IL bilancio delle vittime per coronavirus in vari Paesi Europei, tra cui Austria, Belgio, Danimarca,
Francia, Italia, Paesi Bassi, Portogallo, Spagna, Svezia e Svizzera, potrebbe essere quasi il
60% più alto di quanto riportato dai conteggi ufficiali.
Secondo un’analisi del Financial Times, le statistiche sulla mortalità mostrano 122 mila decessi
in più rispetto alle medie degli anni precedenti. Molto di più rispetto alle 77 mila morti ufficiali
registrate per Covid 19 nei Paesi presi in esame. Se la stessa sottostima fosse applicata a tutto il
mondo, il bilancio globale delle vittime passerebbe dalle oltre 205 mila a 318 mila.
Un calcolo complesso. Il Ft ha confrontato il numero delle morti totali nei Paesi presi in esame tra
marzo e aprile 2020 con le media di mortalità dello stesso periodo dal 2015 al 2019 e ha rilevato
122 mila morti in più, ossia un aumento in media del 50 per cento.
Si oscilla da un aumento delle morti del 60 per cento in Belgio a un incremento del 5 per cento in
Danimarca, mentre in Spagna, Paesi Bassi e Francia viene registrato rispettivamente un balzo
del 51 per cento, 41 per cento e 34 per cento.
Le morti in eccesso sono più pronunciate nelle aeree urbane più toccate dalla diffusione del
coronavirus il che, specialmente nelle economie emergenti, ha travolto il sistema di rilevazione.
In Lombardia, ad esempio, il quotidiano britannico rileva oltre 13mila morti in eccesso nei 1.700
municipi dove sono disponibili i dati.
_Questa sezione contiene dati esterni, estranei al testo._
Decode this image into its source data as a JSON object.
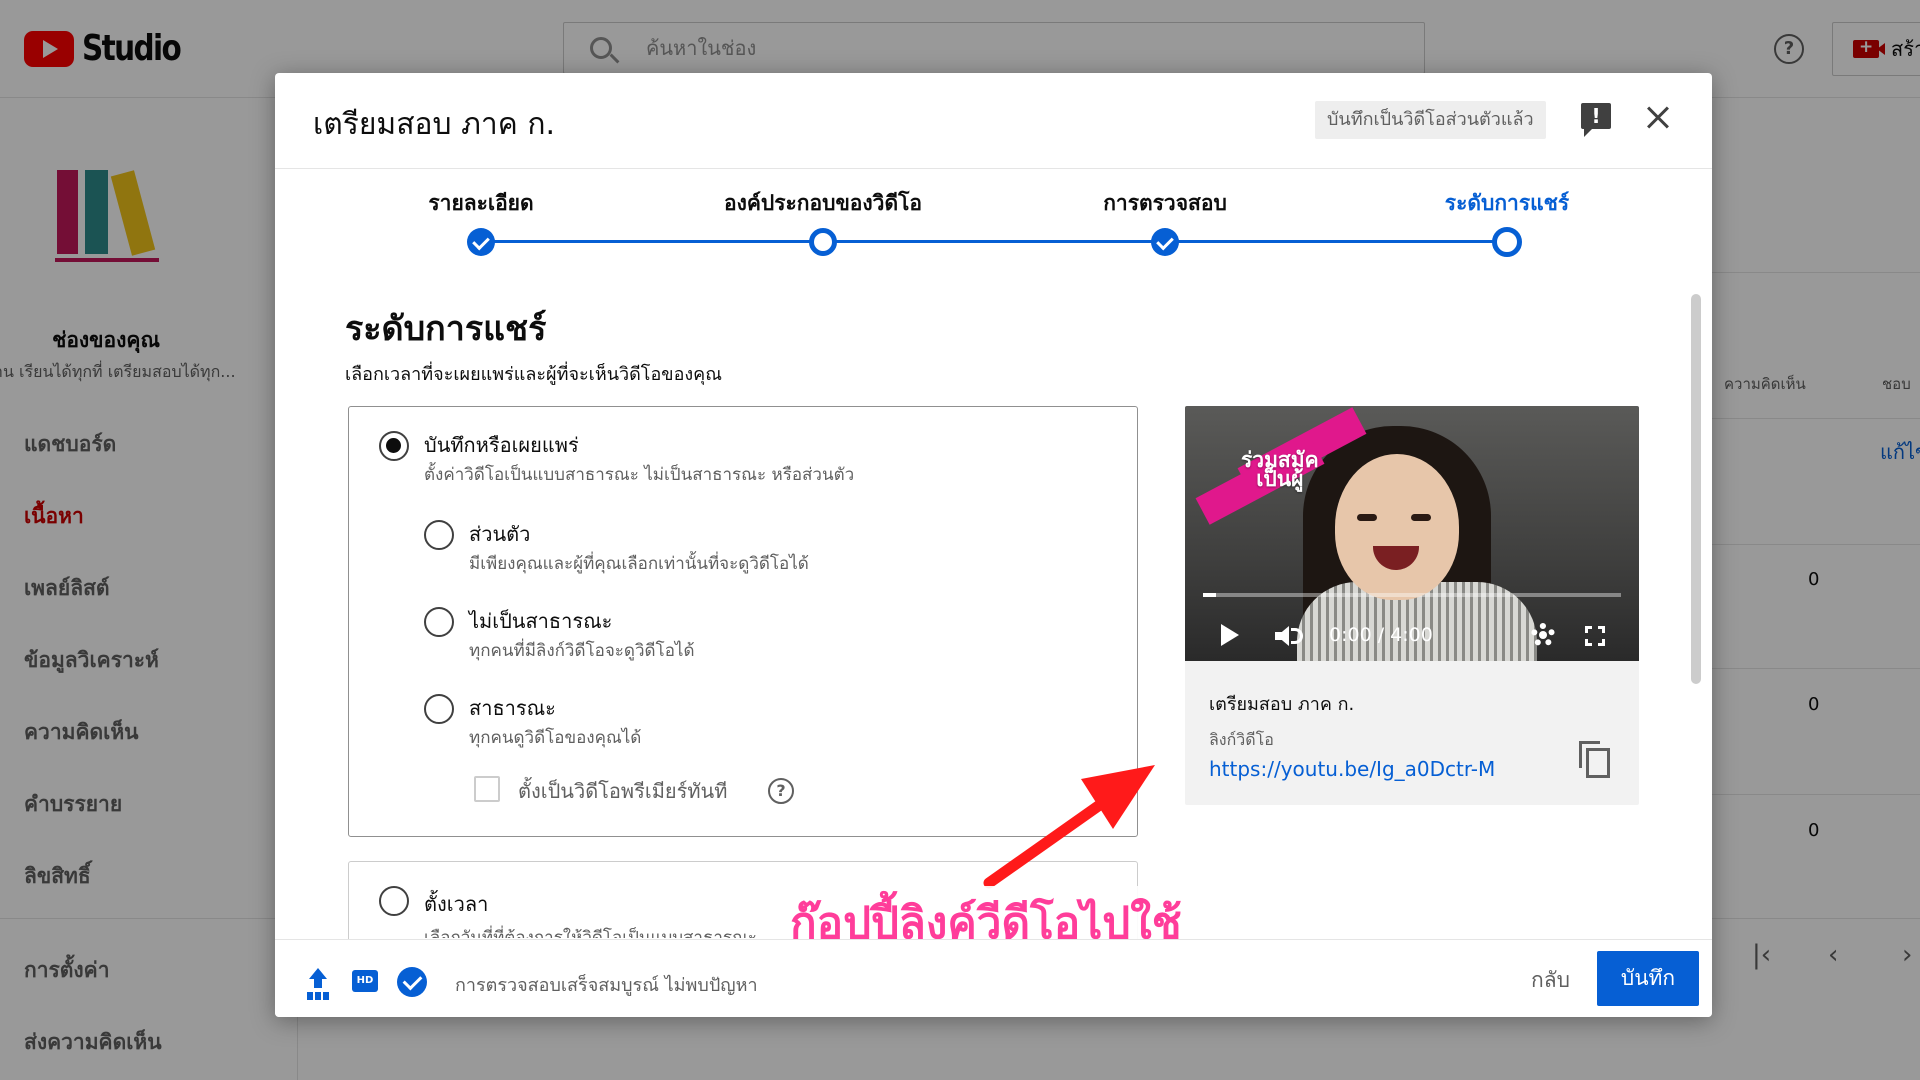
{
  "app": {
    "logo_text": "Studio",
    "search_placeholder": "ค้นหาในช่อง",
    "create_label": "สร้าง"
  },
  "sidebar": {
    "channel_title": "ช่องของคุณ",
    "channel_subtitle": "าน เรียนได้ทุกที่ เตรียมสอบได้ทุก...",
    "items": [
      {
        "label": "แดชบอร์ด",
        "active": false
      },
      {
        "label": "เนื้อหา",
        "active": true
      },
      {
        "label": "เพลย์ลิสต์",
        "active": false
      },
      {
        "label": "ข้อมูลวิเคราะห์",
        "active": false
      },
      {
        "label": "ความคิดเห็น",
        "active": false
      },
      {
        "label": "คำบรรยาย",
        "active": false
      },
      {
        "label": "ลิขสิทธิ์",
        "active": false
      },
      {
        "label": "การตั้งค่า",
        "active": false
      },
      {
        "label": "ส่งความคิดเห็น",
        "active": false
      }
    ]
  },
  "background_table": {
    "col_comments": "ความคิดเห็น",
    "col_likes": "ชอบ",
    "edit_link": "แก้ไข",
    "counts": [
      "0",
      "0",
      "0"
    ]
  },
  "dialog": {
    "title": "เตรียมสอบ ภาค ก.",
    "saved_badge": "บันทึกเป็นวิดีโอส่วนตัวแล้ว",
    "steps": [
      {
        "label": "รายละเอียด",
        "state": "done"
      },
      {
        "label": "องค์ประกอบของวิดีโอ",
        "state": "open"
      },
      {
        "label": "การตรวจสอบ",
        "state": "done"
      },
      {
        "label": "ระดับการแชร์",
        "state": "current"
      }
    ],
    "section_title": "ระดับการแชร์",
    "section_desc": "เลือกเวลาที่จะเผยแพร่และผู้ที่จะเห็นวิดีโอของคุณ",
    "publish_option": {
      "label": "บันทึกหรือเผยแพร่",
      "desc": "ตั้งค่าวิดีโอเป็นแบบสาธารณะ ไม่เป็นสาธารณะ หรือส่วนตัว"
    },
    "visibility_options": [
      {
        "label": "ส่วนตัว",
        "desc": "มีเพียงคุณและผู้ที่คุณเลือกเท่านั้นที่จะดูวิดีโอได้"
      },
      {
        "label": "ไม่เป็นสาธารณะ",
        "desc": "ทุกคนที่มีลิงก์วิดีโอจะดูวิดีโอได้"
      },
      {
        "label": "สาธารณะ",
        "desc": "ทุกคนดูวิดีโอของคุณได้"
      }
    ],
    "premiere_label": "ตั้งเป็นวิดีโอพรีเมียร์ทันที",
    "schedule_option": {
      "label": "ตั้งเวลา",
      "desc": "เลือกวันที่ที่ต้องการให้วิดีโอเป็นแบบสาธารณะ"
    },
    "preview": {
      "thumb_text_line1": "ร่วมสมัค",
      "thumb_text_line2": "เป็นผู้",
      "time": "0:00 / 4:00",
      "progress_fraction": 0.03,
      "video_title": "เตรียมสอบ ภาค ก.",
      "link_label": "ลิงก์วิดีโอ",
      "link_url": "https://youtu.be/Ig_a0Dctr-M"
    },
    "annotation": "ก๊อปปี้ลิงค์วีดีโอไปใช้",
    "footer": {
      "hd_label": "HD",
      "status": "การตรวจสอบเสร็จสมบูรณ์ ไม่พบปัญหา",
      "back_label": "กลับ",
      "save_label": "บันทึก"
    }
  },
  "colors": {
    "accent": "#065fd4",
    "brand_red": "#ff0000",
    "annotation_pink": "#ff3d9a",
    "arrow_red": "#ff1a1a"
  }
}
Si tratta di un aumento del 155 per cento rispetto alla media
storica. Di gran lunga superiore ai 4.348 decessi attribuiti al Covid 19 nella regione italiana.
Con un aumento del 464 per cento delle morti rispetto alle medie degli anni precedenti, la
provincia di Bergamo è la regione che ha registrato il più alto incremento al mondo, seguita da
New York con il 200 per cento e Madrid con il 161 per cento.
L’incremento non è tutto da attribuire al nuovo coronavirus, ma allo stesso tempo è necessario
considerare una diminuzione della mortalità per altre cause, come incidenti stradali o infortuni sul
lavoro, per via delle restrizioni messe in atto in diversi Paesi.
L’accuratezza delle statistiche, specifica il Financial Times, dipende da quanto efficacemente
ogni Paese sta cercando di tenere i conti. La Cina per esempio ha dovuto rivedere il bilancio
delle vittime della malattia in maniera retroattiva.
Il rischio di sottostime è più elevato nelle case di riposo per anziani, particolarmente vulnerabili al
virus. Le loro morti non sono state correttamente attribuite al coronavirus negli Stati Uniti, in
Canada e nel Regno Unito.
Secondo il professor David Spiegelhalter, che studia la comprensione pubblica del rischio
all’Università di Cambridge, i conteggi giornalieri riportati dal Regno Unito ad esempio sono
“troppo bassi” perché tengono conto solo dei decessi avvenuti in ospedale: “L’unico paragone
imparziale che si può fare tra Paesi diversi è basato sull’osservazione della mortalità globale”.
Molti non sono morti per Covid, sul certificato di morte la causa resta spesso polmonite. E non
questi non vengono contati. “Eppure sono inevitabilmente collegati a questa epidemia”.
Solo oggi il San Francisco Chronicle riporta il caso di Patricia Dowd, 57 anni, morta a causa di
un infarto causato dall’infezione da coronavirus. Secondo il rapporto dell’autopsia, eseguita dalla
dottoressa Susan Parson, “l’infezione virale di Covid 19 ha intaccato cuore, trachea, polmoni e
intestino”. La patologa forense Judy Melinek, alla quale è stato chiesto di rivedere il rapporto
dell’autopsia, ha commentato: “Non è stato un infarto. C’è qualcosa di anormale”.